The Department of Electronics and Information Technology (DEITy) has launched what appears to be a prototype effort at a search engine dedicated to service Indian customers not conversant with English. Dubbed Sandhan, the interface currently supports five languages—Bengali, Hindi, Marathi, Tamil and Telugu—and primarily answers queries particular to Indian tourism. It provides an InScript virtual keyboard as well as a transliteration-friendly phonetic option.
Unveiling the search engines for Bengali, Hindi, Marathi, Tamil and Telugu, the Secretary said six years of research has resulted in this milestone but this is only the beginning. He said for making the search engines successful, it is equally important to develop and promote content in Indian languages. Sh Satyanarayana said the real success would be when even village level e-services would be available in local languages.

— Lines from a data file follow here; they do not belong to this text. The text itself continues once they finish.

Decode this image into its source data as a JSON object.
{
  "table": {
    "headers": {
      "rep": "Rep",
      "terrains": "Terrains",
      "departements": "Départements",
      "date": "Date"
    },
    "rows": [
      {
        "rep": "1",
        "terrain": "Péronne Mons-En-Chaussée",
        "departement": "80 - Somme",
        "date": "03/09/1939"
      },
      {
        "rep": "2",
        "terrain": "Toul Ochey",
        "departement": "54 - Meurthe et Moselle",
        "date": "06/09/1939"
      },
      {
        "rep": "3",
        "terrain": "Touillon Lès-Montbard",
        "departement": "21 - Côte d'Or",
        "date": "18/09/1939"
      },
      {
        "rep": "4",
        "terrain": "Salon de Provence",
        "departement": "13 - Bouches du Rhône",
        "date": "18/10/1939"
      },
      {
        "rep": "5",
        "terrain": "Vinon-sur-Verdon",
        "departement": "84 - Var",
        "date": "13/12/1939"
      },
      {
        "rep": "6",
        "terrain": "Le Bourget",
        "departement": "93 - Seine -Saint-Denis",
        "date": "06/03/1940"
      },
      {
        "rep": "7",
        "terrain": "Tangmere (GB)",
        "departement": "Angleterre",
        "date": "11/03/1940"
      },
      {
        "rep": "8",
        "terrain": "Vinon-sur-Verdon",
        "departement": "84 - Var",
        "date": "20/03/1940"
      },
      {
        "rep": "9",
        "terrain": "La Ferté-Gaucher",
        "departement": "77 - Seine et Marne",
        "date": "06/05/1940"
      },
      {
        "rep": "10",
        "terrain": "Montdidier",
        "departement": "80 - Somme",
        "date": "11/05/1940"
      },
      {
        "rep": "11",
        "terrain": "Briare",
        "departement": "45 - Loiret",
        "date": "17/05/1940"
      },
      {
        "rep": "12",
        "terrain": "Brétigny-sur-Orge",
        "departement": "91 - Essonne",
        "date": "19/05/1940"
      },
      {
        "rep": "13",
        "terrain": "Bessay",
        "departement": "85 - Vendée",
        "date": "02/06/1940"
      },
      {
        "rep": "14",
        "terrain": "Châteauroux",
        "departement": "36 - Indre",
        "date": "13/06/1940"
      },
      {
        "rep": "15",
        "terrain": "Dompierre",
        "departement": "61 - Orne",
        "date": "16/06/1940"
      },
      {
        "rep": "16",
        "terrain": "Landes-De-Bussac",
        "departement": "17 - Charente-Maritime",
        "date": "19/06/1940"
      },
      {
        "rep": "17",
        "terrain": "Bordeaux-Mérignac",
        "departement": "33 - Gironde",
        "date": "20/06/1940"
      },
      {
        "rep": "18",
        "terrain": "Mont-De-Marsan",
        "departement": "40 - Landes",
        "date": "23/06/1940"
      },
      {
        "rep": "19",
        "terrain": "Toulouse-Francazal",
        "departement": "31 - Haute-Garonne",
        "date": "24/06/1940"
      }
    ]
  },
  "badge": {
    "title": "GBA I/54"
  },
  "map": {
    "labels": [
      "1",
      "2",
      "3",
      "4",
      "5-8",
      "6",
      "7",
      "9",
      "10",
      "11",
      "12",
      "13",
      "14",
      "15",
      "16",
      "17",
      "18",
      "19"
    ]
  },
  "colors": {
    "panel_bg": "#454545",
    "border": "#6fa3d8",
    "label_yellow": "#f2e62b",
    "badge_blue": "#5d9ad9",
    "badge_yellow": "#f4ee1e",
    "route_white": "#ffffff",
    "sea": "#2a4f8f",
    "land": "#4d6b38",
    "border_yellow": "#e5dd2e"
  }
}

SANDHAN has been developed by 120 researchers of 12 institutions over a period of 6 years led by Dr. Pushpak Bhattacharya under the supervision of TDIL DeitY. The project aims at satisfying the user information need through text documents present in the web. This search engine captures the information in the form of a query in one of the 5 Indian ‘query’ languages--- Bengali, Hindi, Marathi, Tamil and Telugu. The query is processed to retrieve a set of relevant documents of the same language from crawled data in tourism domain from the World Wide Web (WWW). These retrieved documents are presented to the user in the form of an ordered list based on the relevance of the document.
Although designed mainly for tourism, sectors such as business and academia would also benefit from SANDHAN. It can also be deployed as part of e-governance and e-learning.
The UI is a little buggy and the tourism search results often disappointing (when compared to Google's). But it's a good start. ET has also made an attempt at some dull coverage of this announcement.